Let’s say, for argument’s sake, a company provides R15 000 per month for a travel allowance. If employees can find a car and insurance that only comes to R10 000, they will do so and rather keep the ‘extra’ R5000 for living expenses. Companies have no control over this, and in the end, they don’t get the full value of the travel allowance. It then ends up costing the company more when productivity is reduced due to unreliable vehicles.
Transferring vehicles
With a company-provided fleet, you can transfer vehicles to other employees, which is lost in an allowance program. This way you keep the asset that you’re paying for. With a travel allowance, the employee keeps the vehicle.
Branding opportunities
Company cars offer an excellent opportunity for vehicle branding – one of the most effective ways to get your company noticed, and a very valuable form of advertising. This opportunity is lost under a travel allowance scheme.

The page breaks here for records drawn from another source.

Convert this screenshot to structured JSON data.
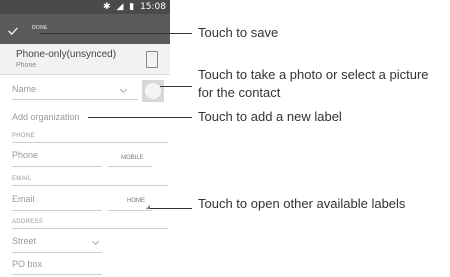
{
  "status_bar": {
    "time": "15:08"
  },
  "action_bar": {
    "done_label": "DONE"
  },
  "account": {
    "name": "Phone-only(unsynced)",
    "type": "Phone"
  },
  "form": {
    "name_placeholder": "Name",
    "add_organization": "Add organization",
    "phone_section": "PHONE",
    "phone_placeholder": "Phone",
    "phone_label": "MOBILE",
    "email_section": "EMAIL",
    "email_placeholder": "Email",
    "email_label": "HOME",
    "address_section": "ADDRESS",
    "street_placeholder": "Street",
    "pobox_placeholder": "PO box"
  },
  "callouts": {
    "save": "Touch to save",
    "photo_line1": "Touch to take a photo or select a picture",
    "photo_line2": "for the contact",
    "add_label": "Touch to add a new label",
    "other_labels": "Touch to open other available labels"
  }
}
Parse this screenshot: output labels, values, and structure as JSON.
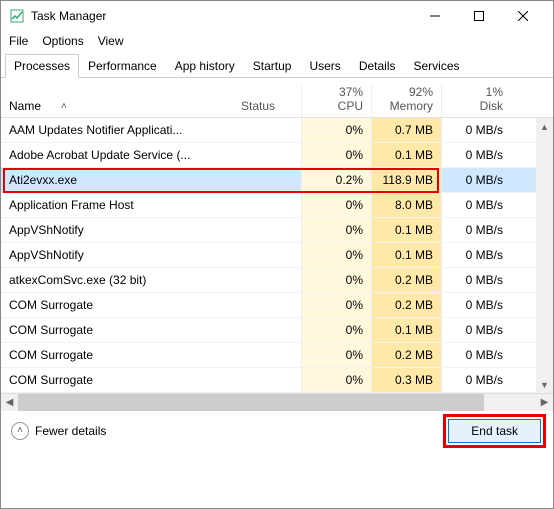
{
  "window": {
    "title": "Task Manager"
  },
  "menu": {
    "file": "File",
    "options": "Options",
    "view": "View"
  },
  "tabs": [
    "Processes",
    "Performance",
    "App history",
    "Startup",
    "Users",
    "Details",
    "Services"
  ],
  "active_tab": 0,
  "columns": {
    "name": "Name",
    "status": "Status",
    "cpu": {
      "pct": "37%",
      "label": "CPU"
    },
    "memory": {
      "pct": "92%",
      "label": "Memory"
    },
    "disk": {
      "pct": "1%",
      "label": "Disk"
    }
  },
  "rows": [
    {
      "name": "AAM Updates Notifier Applicati...",
      "cpu": "0%",
      "mem": "0.7 MB",
      "disk": "0 MB/s"
    },
    {
      "name": "Adobe Acrobat Update Service (...",
      "cpu": "0%",
      "mem": "0.1 MB",
      "disk": "0 MB/s"
    },
    {
      "name": "Ati2evxx.exe",
      "cpu": "0.2%",
      "mem": "118.9 MB",
      "disk": "0 MB/s",
      "selected": true,
      "highlight": true
    },
    {
      "name": "Application Frame Host",
      "cpu": "0%",
      "mem": "8.0 MB",
      "disk": "0 MB/s"
    },
    {
      "name": "AppVShNotify",
      "cpu": "0%",
      "mem": "0.1 MB",
      "disk": "0 MB/s"
    },
    {
      "name": "AppVShNotify",
      "cpu": "0%",
      "mem": "0.1 MB",
      "disk": "0 MB/s"
    },
    {
      "name": "atkexComSvc.exe (32 bit)",
      "cpu": "0%",
      "mem": "0.2 MB",
      "disk": "0 MB/s"
    },
    {
      "name": "COM Surrogate",
      "cpu": "0%",
      "mem": "0.2 MB",
      "disk": "0 MB/s"
    },
    {
      "name": "COM Surrogate",
      "cpu": "0%",
      "mem": "0.1 MB",
      "disk": "0 MB/s"
    },
    {
      "name": "COM Surrogate",
      "cpu": "0%",
      "mem": "0.2 MB",
      "disk": "0 MB/s"
    },
    {
      "name": "COM Surrogate",
      "cpu": "0%",
      "mem": "0.3 MB",
      "disk": "0 MB/s"
    }
  ],
  "footer": {
    "fewer": "Fewer details",
    "end_task": "End task"
  }
}
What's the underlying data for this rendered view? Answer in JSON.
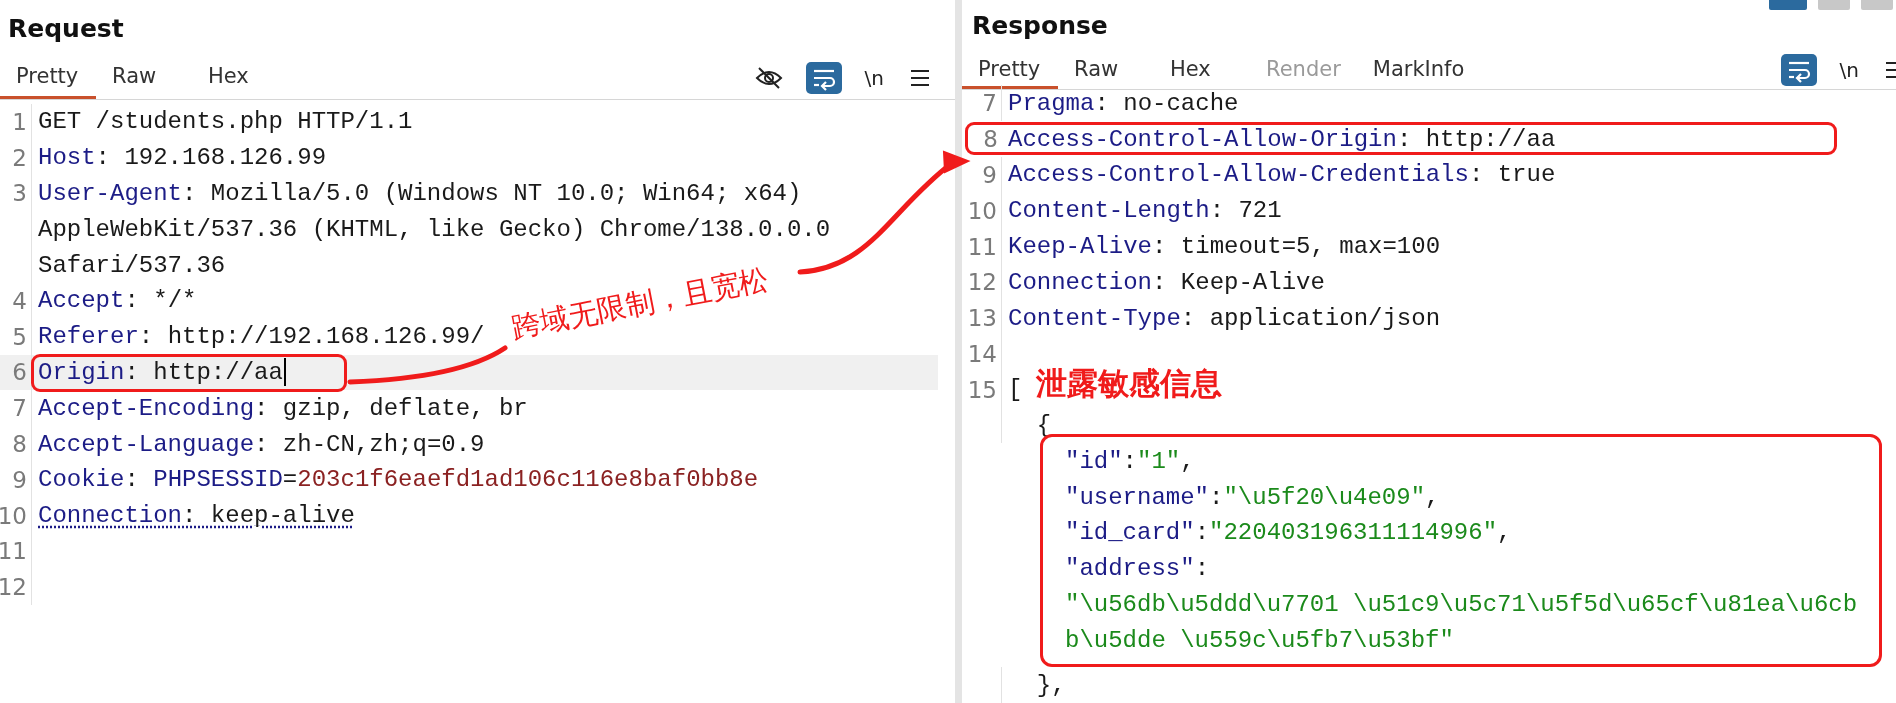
{
  "layout_buttons": [
    {
      "selected": true
    },
    {
      "selected": false
    },
    {
      "selected": false
    }
  ],
  "request": {
    "title": "Request",
    "tabs": [
      {
        "label": "Pretty",
        "selected": true,
        "disabled": false
      },
      {
        "label": "Raw",
        "selected": false,
        "disabled": false
      },
      {
        "label": "Hex",
        "selected": false,
        "disabled": false
      }
    ],
    "toolbar": [
      {
        "kind": "eye",
        "on": false
      },
      {
        "kind": "wrap",
        "on": true
      },
      {
        "kind": "text",
        "text": "\\n"
      },
      {
        "kind": "menu"
      }
    ],
    "lines": [
      {
        "kind": "row",
        "number": "1",
        "tokens": [
          {
            "kind": "plain",
            "text": "GET /students.php HTTP/1.1"
          }
        ]
      },
      {
        "kind": "row",
        "number": "2",
        "tokens": [
          {
            "kind": "key",
            "text": "Host"
          },
          {
            "kind": "plain",
            "text": ": 192.168.126.99"
          }
        ]
      },
      {
        "kind": "row",
        "number": "3",
        "tokens": [
          {
            "kind": "key",
            "text": "User-Agent"
          },
          {
            "kind": "plain",
            "text": ": Mozilla/5.0 (Windows NT 10.0; Win64; x64)"
          }
        ]
      },
      {
        "kind": "row",
        "tokens": [
          {
            "kind": "plain",
            "text": "AppleWebKit/537.36 (KHTML, like Gecko) Chrome/138.0.0.0"
          }
        ]
      },
      {
        "kind": "row",
        "tokens": [
          {
            "kind": "plain",
            "text": "Safari/537.36"
          }
        ]
      },
      {
        "kind": "row",
        "number": "4",
        "tokens": [
          {
            "kind": "key",
            "text": "Accept"
          },
          {
            "kind": "plain",
            "text": ": */*"
          }
        ]
      },
      {
        "kind": "row",
        "number": "5",
        "tokens": [
          {
            "kind": "key",
            "text": "Referer"
          },
          {
            "kind": "plain",
            "text": ": http://192.168.126.99/"
          }
        ]
      },
      {
        "kind": "row",
        "number": "6",
        "current": true,
        "boxed": true,
        "cursor": true,
        "tokens": [
          {
            "kind": "key",
            "text": "Origin"
          },
          {
            "kind": "plain",
            "text": ": http://aa"
          }
        ]
      },
      {
        "kind": "row",
        "number": "7",
        "tokens": [
          {
            "kind": "key",
            "text": "Accept-Encoding"
          },
          {
            "kind": "plain",
            "text": ": gzip, deflate, br"
          }
        ]
      },
      {
        "kind": "row",
        "number": "8",
        "tokens": [
          {
            "kind": "key",
            "text": "Accept-Language"
          },
          {
            "kind": "plain",
            "text": ": zh-CN,zh;q=0.9"
          }
        ]
      },
      {
        "kind": "row",
        "number": "9",
        "tokens": [
          {
            "kind": "key",
            "text": "Cookie"
          },
          {
            "kind": "plain",
            "text": ": "
          },
          {
            "kind": "key",
            "text": "PHPSESSID"
          },
          {
            "kind": "plain",
            "text": "="
          },
          {
            "kind": "cookie",
            "text": "203c1f6eaefd1ad106c116e8baf0bb8e"
          }
        ]
      },
      {
        "kind": "row",
        "number": "10",
        "underlined": true,
        "tokens": [
          {
            "kind": "key",
            "text": "Connection"
          },
          {
            "kind": "plain",
            "text": ": keep-alive"
          }
        ]
      },
      {
        "kind": "row",
        "number": "11"
      },
      {
        "kind": "row",
        "number": "12"
      }
    ]
  },
  "response": {
    "title": "Response",
    "tabs": [
      {
        "label": "Pretty",
        "selected": true,
        "disabled": false
      },
      {
        "label": "Raw",
        "selected": false,
        "disabled": false
      },
      {
        "label": "Hex",
        "selected": false,
        "disabled": false
      },
      {
        "label": "Render",
        "selected": false,
        "disabled": true
      },
      {
        "label": "MarkInfo",
        "selected": false,
        "disabled": false
      }
    ],
    "toolbar": [
      {
        "kind": "wrap",
        "on": true
      },
      {
        "kind": "text",
        "text": "\\n"
      },
      {
        "kind": "menu"
      }
    ],
    "lines": [
      {
        "kind": "row",
        "number": "7",
        "tokens": [
          {
            "kind": "key",
            "text": "Pragma"
          },
          {
            "kind": "plain",
            "text": ": no-cache"
          }
        ]
      },
      {
        "kind": "row",
        "number": "8",
        "boxed": true,
        "tokens": [
          {
            "kind": "key",
            "text": "Access-Control-Allow-Origin"
          },
          {
            "kind": "plain",
            "text": ": http://aa"
          }
        ]
      },
      {
        "kind": "row",
        "number": "9",
        "tokens": [
          {
            "kind": "key",
            "text": "Access-Control-Allow-Credentials"
          },
          {
            "kind": "plain",
            "text": ": true"
          }
        ]
      },
      {
        "kind": "row",
        "number": "10",
        "tokens": [
          {
            "kind": "key",
            "text": "Content-Length"
          },
          {
            "kind": "plain",
            "text": ": 721"
          }
        ]
      },
      {
        "kind": "row",
        "number": "11",
        "tokens": [
          {
            "kind": "key",
            "text": "Keep-Alive"
          },
          {
            "kind": "plain",
            "text": ": timeout=5, max=100"
          }
        ]
      },
      {
        "kind": "row",
        "number": "12",
        "tokens": [
          {
            "kind": "key",
            "text": "Connection"
          },
          {
            "kind": "plain",
            "text": ": Keep-Alive"
          }
        ]
      },
      {
        "kind": "row",
        "number": "13",
        "tokens": [
          {
            "kind": "key",
            "text": "Content-Type"
          },
          {
            "kind": "plain",
            "text": ": application/json"
          }
        ]
      },
      {
        "kind": "row",
        "number": "14"
      },
      {
        "kind": "row",
        "number": "15",
        "tokens": [
          {
            "kind": "plain",
            "text": "["
          }
        ]
      },
      {
        "kind": "row",
        "tokens": [
          {
            "kind": "plain",
            "text": "  {"
          }
        ]
      },
      {
        "kind": "box",
        "rows": [
          {
            "tokens": [
              {
                "kind": "key",
                "text": "\"id\""
              },
              {
                "kind": "plain",
                "text": ":"
              },
              {
                "kind": "string",
                "text": "\"1\""
              },
              {
                "kind": "plain",
                "text": ","
              }
            ]
          },
          {
            "tokens": [
              {
                "kind": "key",
                "text": "\"username\""
              },
              {
                "kind": "plain",
                "text": ":"
              },
              {
                "kind": "string",
                "text": "\"\\u5f20\\u4e09\""
              },
              {
                "kind": "plain",
                "text": ","
              }
            ]
          },
          {
            "tokens": [
              {
                "kind": "key",
                "text": "\"id_card\""
              },
              {
                "kind": "plain",
                "text": ":"
              },
              {
                "kind": "string",
                "text": "\"220403196311114996\""
              },
              {
                "kind": "plain",
                "text": ","
              }
            ]
          },
          {
            "tokens": [
              {
                "kind": "key",
                "text": "\"address\""
              },
              {
                "kind": "plain",
                "text": ":"
              }
            ]
          },
          {
            "tokens": [
              {
                "kind": "string",
                "text": "\"\\u56db\\u5ddd\\u7701 \\u51c9\\u5c71\\u5f5d\\u65cf\\u81ea\\u6cb"
              }
            ]
          },
          {
            "tokens": [
              {
                "kind": "string",
                "text": "b\\u5dde \\u559c\\u5fb7\\u53bf\""
              }
            ]
          }
        ]
      },
      {
        "kind": "row",
        "tokens": [
          {
            "kind": "plain",
            "text": "  },"
          }
        ]
      }
    ]
  },
  "annotations": [
    {
      "kind": "callout",
      "text": "跨域无限制，且宽松"
    },
    {
      "kind": "label",
      "text": "泄露敏感信息"
    }
  ]
}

From a pure cost standpoint, the answer is clear that it is almost always more cost-effective to provide a company car than a travel allowance. There are exceptions to this rule, and a professional fleet partner will be able to help you look at it from all angles and make the right decision for your specific business needs.
Is it time to offer a company car?
In seeking travel compensation that is fair and rewarding to a worker, it is a good opportunity to decide if they would benefit from a company car. “As a rule of thumb,” advises Botha, “if more than 60% to 65% of an employee’s travel is for business purposes, they are losing out by using their personal vehicle.”
Typically, fuel only makes up 50% of the total cost of running a car. Additional expenses, like maintenance and insurance, or depreciation on the vehicle are not covered by travel allowances, reimbursements or fuel cards. A highly mobile employee may also have to bear the early replacement costs of their private car.
The vehicle buying habits of South African employers and employees remain routed in emotion and decisions are not made based on running the numbers. This causes the employer to be burdened with too high fleet costs, whilst the employee is mostly significantly out of pocket, often only realising the mistake when they want to trade in their vehicle.
According to Botha, there remains a sweet spot for travel reimbursement, reimbursement with a travel allowance and company vehicles. The employers who care about the cost and staff allows all three, as part of their Total Package approach. Especially for employees on high business travel, the employee is severely disadvantaged were not on a company vehicle. “If an employer does the calculation correctly,” says Botha, “they will see that a company vehicle is the best reward strategy in this case.”
Botha advises organisations to engage their reward specialist to ensure their employees receive the appropriate package for their needs.